According to Monika, footwear accounts for just $700 million of Cambodia’s $6.5 billion garment and footwear industry, with the vast majority of locally produced shoes, boots and slippers shipped to the European and Japanese markets. Purchases by US buyers amount to less than 10 percent of Cambodia’s footwear exports.

While this suggests enormous potential to increase exports to the US market, which imported $123 billion worth of footwear last year, local producers would need to adjust production to benefit from the bill’s proposed duty-free exemptions.

According to Monika, very few of Cambodia’s 59 dedicated footwear manufacturers currently fit the bill’s proposed GSP eligibility criteria, which include tariff exemptions on 17 product categories such as golf shoes, steel-toed boots and weather-proof leather knee-high boots.

“It is true that we don’t currently manufacture a considerable amount of footwear that would meet the bill’s GSP requirements, but if the US makes it a new law we would expect tremendous growth in the sector with new investors and orders coming in,” he said.

Shoemakers at work inside a shoe workshop in Phnom Penh's Tuol Sleng. Post Staff

While the trade-weighted average for US footwear import duties is 10.8 percent, tariffs on footwear imports from LDCs including Cambodia vary from 8 to 38 percent depending on the product category.

Monika declined to predict how much Cambodia’s footwear industry stood to gain if the bill passed. However, when the US revised its GSP scheme last year to include travel goods manufactured in Cambodia, one GMAC representative forecast that the preferential trade treatment would boost the Kingdom’s exports of travel goods to the US market fourfold to $200 million a year.

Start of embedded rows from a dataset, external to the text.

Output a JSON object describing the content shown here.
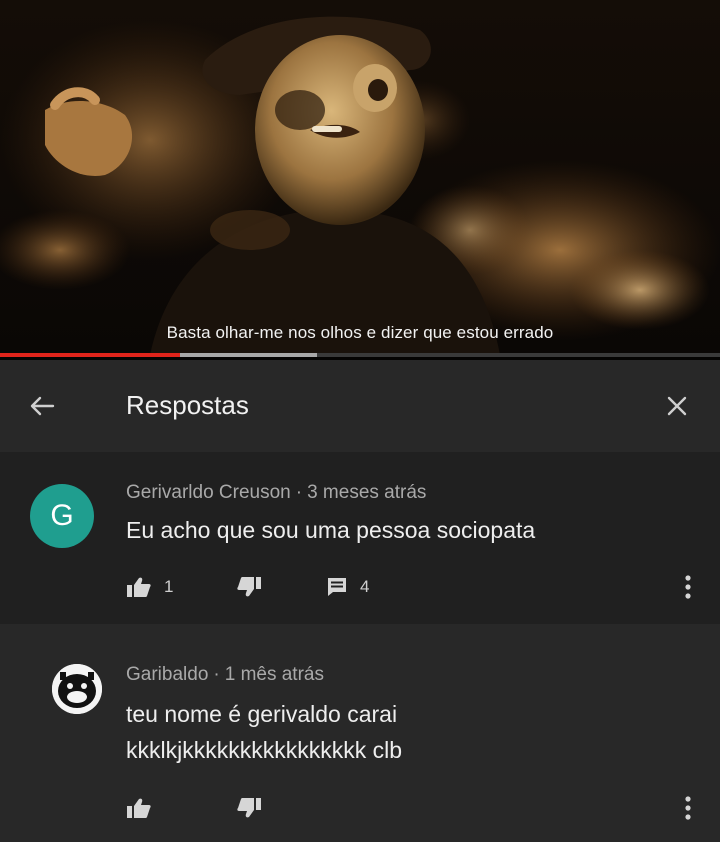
{
  "video": {
    "subtitle": "Basta olhar-me nos olhos e dizer que estou errado",
    "progress_played": 0.25,
    "progress_buffered": 0.44
  },
  "header": {
    "title": "Respostas",
    "back_icon": "arrow-left-icon",
    "close_icon": "close-icon"
  },
  "comments": [
    {
      "avatar_letter": "G",
      "avatar_color": "#1f9e8f",
      "author": "Gerivarldo Creuson",
      "time": "3 meses atrás",
      "lines": [
        "Eu acho que sou uma pessoa sociopata"
      ],
      "likes": "1",
      "replies": "4"
    },
    {
      "author": "Garibaldo",
      "time": "1 mês atrás",
      "lines": [
        "teu nome é gerivaldo carai",
        "kkklkjkkkkkkkkkkkkkkkk clb"
      ]
    }
  ],
  "colors": {
    "progress_played": "#e0241b",
    "progress_buffer": "#a8a8a8",
    "panel": "#202020",
    "panel_alt": "#282828"
  }
}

The gains could be even bigger for the significantly larger and more established footwear industry, which Cambodian customs data show exported goods valued at $127 million to the US market last year.

Soeng Sophary, spokesperson for the Ministry of Commerce, said the inclusion of footwear in the GSP scheme would increase the competitiveness of Cambodia as a low-cost production base.

“If the footwear GSP were granted, Cambodia could become more attractive to the investors who are interested in this product sector, and could retain our existing factories manufacturing footwear products,” she said. “[This] would eventually reinforce our export capacity, and ultimately benefit the existing workers and expand employment opportunities to absorb much more labour available in the country.”

Sophary confirmed that the Ministry of Commerce was working alongside GMAC to submit a petition, pointing out that while Cambodia does not have much lobbying clout in Washington, if other LDCs also submit petitions it could sway US lawmakers to pass the bill.

“Cambodia is just one LDC among [many] in the world that could benefit from the GSP if the bill were passed,” she said. “[The bill] is a package for LDCs.”

However, Miguel Chanco, lead Asean analyst for the Economist Intelligence Unit, said the chance of the bill passing was remote. He added that even if the bill did pass, it was questionable whether Cambodia would be included given its political currents and the increasingly anti-American rhetoric of its ruling party.

“The deterioration in Cambodia’s democracy over the past few months will make it harder to convince US lawmakers to grant the country deeper market access in the near term,” he said, adding that the US domestic political climate was currently not conducive for broadening trade access.

“The Trump administration has gone after countries that run a merchandise trade surplus with the US – such as South Korea,” he said. “Crucially, Cambodia is one of the many countries in Asia that runs a trade surplus with the US.”